Few people have read the Hebrew Bible all the way through—maybe you memorized a portion for your bar or bat mitzvah, or read parts of it in Sunday school or a college course. But the whole thing? Hardly. Fewer people still have read it as a work of literature, treating every sentence as an expression of literary style. Even fewer have read the Bible all the way through in the original language, gotten frustrated with available English translations, and then decided to blaze ahead with their own. One such person is award-winning translator and literary critic Robert Alter, who between books of literary criticism on the modern novel has been translating the Hebrew Bible for more than two decades. Last year, he finished: all 24 books of the Bible—a three-volume set weighing 10 pounds and three ounces.
Go beyond the episode:
His Ten Commandments for Bible Translators:
1. Thou shalt not make translation an explanation of the original, for the Hebrew writer abhorreth all explanation.
2. Thou shalt not mangle the eloquent syntax of the original by seeking to modernize it.

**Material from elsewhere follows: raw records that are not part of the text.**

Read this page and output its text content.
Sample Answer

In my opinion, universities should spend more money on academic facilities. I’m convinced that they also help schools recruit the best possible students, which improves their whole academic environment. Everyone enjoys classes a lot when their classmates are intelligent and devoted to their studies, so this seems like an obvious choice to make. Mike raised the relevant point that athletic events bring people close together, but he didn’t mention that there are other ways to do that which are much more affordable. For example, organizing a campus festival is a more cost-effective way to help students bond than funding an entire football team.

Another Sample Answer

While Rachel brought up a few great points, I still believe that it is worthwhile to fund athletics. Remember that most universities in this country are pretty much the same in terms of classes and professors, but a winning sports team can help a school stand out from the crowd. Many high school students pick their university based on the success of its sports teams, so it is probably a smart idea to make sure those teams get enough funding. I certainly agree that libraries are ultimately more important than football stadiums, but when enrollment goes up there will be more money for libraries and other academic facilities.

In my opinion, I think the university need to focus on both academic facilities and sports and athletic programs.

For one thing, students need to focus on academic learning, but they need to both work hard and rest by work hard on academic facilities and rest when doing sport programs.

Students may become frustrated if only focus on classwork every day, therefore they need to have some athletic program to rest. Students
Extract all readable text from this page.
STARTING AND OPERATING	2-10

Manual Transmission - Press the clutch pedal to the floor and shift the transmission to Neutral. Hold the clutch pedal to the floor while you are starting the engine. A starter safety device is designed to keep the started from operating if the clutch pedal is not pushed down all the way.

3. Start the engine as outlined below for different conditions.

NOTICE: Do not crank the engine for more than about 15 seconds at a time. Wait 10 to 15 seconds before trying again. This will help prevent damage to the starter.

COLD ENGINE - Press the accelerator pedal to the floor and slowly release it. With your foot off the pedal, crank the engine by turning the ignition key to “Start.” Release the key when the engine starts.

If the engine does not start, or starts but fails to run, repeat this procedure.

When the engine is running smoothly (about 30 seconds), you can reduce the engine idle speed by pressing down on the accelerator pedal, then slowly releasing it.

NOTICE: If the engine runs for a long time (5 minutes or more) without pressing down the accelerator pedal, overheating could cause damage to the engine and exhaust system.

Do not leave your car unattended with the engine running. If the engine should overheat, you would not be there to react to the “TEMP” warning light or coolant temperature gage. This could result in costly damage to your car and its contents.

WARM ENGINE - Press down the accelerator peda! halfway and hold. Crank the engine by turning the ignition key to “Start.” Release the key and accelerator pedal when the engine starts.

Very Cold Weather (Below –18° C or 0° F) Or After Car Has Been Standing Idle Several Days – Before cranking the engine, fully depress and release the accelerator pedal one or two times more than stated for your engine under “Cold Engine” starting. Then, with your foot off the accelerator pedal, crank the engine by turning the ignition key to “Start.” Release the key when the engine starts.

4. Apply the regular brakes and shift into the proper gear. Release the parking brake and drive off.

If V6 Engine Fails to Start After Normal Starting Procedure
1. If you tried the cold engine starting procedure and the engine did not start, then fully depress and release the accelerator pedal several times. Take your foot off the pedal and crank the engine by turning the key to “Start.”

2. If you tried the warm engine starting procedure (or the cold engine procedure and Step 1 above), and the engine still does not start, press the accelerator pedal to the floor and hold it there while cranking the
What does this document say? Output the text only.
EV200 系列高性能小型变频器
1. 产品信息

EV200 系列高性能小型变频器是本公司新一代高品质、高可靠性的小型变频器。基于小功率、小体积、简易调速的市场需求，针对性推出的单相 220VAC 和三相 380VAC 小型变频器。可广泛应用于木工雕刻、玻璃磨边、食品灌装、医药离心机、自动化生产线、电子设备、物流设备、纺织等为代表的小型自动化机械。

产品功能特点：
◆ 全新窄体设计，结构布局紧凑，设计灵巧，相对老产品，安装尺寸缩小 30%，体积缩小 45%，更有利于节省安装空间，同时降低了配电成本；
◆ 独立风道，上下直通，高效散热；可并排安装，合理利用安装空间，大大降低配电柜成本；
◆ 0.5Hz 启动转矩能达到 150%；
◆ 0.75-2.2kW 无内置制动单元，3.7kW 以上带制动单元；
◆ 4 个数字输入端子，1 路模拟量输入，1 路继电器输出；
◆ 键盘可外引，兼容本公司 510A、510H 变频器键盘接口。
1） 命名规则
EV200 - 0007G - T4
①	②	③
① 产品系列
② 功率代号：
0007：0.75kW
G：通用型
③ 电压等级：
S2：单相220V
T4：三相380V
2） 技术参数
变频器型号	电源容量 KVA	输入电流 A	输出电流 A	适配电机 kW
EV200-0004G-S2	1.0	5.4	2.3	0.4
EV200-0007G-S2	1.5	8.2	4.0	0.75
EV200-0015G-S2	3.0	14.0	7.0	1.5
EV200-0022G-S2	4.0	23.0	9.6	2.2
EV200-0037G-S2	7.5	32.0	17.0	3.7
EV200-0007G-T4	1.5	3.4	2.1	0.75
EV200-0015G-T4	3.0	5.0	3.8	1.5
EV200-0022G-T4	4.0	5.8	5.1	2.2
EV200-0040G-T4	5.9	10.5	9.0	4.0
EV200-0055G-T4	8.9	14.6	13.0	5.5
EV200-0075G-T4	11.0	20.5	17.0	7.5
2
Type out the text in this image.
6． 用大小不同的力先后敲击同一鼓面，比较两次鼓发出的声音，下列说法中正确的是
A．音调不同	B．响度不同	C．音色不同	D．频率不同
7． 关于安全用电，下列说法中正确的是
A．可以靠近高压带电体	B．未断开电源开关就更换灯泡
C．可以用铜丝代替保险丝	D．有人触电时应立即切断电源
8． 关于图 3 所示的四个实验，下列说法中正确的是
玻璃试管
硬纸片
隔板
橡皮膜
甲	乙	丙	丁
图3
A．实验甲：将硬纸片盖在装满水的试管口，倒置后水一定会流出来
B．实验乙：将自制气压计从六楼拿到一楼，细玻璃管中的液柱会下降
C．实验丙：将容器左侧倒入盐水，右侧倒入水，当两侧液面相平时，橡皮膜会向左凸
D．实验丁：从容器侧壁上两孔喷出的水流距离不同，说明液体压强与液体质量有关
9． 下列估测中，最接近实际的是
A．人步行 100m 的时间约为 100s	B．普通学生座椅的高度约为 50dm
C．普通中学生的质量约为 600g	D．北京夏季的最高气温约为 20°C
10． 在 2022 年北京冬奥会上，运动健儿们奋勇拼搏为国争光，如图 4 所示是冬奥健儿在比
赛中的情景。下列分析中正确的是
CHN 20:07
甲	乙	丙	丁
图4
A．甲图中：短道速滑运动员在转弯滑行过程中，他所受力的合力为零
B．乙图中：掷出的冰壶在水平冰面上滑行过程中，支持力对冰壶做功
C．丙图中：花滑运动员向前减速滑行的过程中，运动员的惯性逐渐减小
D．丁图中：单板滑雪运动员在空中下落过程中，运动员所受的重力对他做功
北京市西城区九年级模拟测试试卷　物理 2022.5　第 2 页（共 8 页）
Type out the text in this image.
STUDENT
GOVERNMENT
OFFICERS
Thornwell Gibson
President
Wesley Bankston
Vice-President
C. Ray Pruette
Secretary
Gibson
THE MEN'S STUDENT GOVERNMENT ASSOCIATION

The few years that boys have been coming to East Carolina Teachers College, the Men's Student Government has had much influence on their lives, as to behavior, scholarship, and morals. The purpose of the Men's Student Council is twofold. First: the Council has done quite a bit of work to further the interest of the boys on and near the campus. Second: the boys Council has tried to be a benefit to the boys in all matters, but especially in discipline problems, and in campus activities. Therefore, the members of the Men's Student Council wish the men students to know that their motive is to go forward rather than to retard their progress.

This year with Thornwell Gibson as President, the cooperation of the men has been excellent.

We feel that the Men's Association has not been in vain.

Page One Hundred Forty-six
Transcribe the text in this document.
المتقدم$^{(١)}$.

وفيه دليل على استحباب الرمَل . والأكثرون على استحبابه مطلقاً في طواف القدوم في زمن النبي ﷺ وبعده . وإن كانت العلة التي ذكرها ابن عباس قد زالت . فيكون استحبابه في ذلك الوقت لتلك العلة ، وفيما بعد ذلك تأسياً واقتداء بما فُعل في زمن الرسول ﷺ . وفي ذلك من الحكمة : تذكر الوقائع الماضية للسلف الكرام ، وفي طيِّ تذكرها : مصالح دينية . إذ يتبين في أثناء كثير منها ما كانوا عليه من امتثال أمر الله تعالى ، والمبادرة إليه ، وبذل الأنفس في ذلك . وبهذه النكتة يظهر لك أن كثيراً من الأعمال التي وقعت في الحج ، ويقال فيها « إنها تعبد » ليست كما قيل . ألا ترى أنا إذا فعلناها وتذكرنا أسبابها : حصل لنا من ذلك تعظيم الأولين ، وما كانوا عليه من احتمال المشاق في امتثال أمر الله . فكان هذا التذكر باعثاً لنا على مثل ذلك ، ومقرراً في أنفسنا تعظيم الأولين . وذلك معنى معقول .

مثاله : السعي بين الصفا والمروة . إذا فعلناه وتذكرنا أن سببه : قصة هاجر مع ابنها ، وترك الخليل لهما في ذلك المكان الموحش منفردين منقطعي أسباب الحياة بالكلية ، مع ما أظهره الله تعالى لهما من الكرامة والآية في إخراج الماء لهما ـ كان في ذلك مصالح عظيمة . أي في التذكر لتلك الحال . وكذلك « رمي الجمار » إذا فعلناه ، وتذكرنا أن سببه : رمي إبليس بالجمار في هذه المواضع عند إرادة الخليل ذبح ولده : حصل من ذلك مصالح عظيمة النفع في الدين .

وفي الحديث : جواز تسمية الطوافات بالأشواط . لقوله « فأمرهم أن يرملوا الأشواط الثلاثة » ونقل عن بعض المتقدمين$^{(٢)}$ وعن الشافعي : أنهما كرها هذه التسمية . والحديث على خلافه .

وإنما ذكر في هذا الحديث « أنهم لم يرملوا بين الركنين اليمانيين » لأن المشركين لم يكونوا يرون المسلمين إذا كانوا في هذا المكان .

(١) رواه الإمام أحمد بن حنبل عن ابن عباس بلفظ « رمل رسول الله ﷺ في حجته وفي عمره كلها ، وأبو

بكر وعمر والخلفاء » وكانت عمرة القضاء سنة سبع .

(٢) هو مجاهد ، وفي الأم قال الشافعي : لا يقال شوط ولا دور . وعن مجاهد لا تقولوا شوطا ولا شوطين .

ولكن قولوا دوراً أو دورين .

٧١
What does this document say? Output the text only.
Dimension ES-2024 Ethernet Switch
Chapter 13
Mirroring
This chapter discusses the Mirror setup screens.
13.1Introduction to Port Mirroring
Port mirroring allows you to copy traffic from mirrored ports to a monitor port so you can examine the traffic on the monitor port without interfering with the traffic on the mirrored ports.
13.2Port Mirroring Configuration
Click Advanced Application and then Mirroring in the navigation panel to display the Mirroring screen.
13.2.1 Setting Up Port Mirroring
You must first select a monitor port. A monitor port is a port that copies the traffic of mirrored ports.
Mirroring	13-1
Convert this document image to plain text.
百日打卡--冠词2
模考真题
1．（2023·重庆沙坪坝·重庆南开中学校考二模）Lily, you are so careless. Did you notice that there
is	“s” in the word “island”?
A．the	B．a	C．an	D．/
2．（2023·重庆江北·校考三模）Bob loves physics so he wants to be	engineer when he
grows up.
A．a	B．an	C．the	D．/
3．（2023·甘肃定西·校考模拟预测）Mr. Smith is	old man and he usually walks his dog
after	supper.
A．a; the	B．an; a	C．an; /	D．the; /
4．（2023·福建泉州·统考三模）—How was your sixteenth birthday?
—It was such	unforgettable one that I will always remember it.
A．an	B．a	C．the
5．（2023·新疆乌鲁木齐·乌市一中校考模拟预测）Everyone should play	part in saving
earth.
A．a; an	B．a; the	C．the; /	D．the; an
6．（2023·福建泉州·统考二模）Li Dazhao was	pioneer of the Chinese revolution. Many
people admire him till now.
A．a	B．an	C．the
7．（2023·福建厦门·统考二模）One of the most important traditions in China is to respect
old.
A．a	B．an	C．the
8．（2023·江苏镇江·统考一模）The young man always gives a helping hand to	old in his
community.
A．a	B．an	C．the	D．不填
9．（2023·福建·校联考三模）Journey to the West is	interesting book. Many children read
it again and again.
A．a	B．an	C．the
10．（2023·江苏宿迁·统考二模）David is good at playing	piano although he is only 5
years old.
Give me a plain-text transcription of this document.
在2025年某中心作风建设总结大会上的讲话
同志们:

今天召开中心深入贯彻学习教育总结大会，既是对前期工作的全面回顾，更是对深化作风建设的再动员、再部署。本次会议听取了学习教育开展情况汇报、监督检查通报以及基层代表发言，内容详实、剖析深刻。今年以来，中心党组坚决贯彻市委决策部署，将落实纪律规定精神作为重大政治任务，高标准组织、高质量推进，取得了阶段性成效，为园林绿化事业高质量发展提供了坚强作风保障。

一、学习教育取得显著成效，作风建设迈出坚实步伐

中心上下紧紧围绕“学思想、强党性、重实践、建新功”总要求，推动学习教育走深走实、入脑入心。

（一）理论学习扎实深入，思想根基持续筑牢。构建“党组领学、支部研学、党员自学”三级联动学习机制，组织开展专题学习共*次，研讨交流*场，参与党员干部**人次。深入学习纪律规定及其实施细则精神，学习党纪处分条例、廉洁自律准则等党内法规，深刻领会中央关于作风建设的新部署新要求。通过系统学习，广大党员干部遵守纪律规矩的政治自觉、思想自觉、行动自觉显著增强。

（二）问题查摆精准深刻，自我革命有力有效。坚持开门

3. Though shalt not shamefully mingle linguistic registers.
4. Thou shalt not multiply for thyself synonyms where the Hebrew wisely and pointedly uses repeated terms.
5. Thou shalt not replace the expressive simplicity of the Hebrew prose with purportedly elegant language.
6. Thou shalt not betray the fine compactness of biblical poetry.
7. Thou shalt not make the Bible sound as though it were written just yesterday, for this, too, is an abomination.
8. Thou shalt diligently seek English counterparts for the word-play and sound-play of the Hebrew.
9. Thou shalt show to readers the liveliness and subtlety of the dialogues.
10. Thou shalt continually set before thee the precision and purposefulness of the word-choices in Hebrew.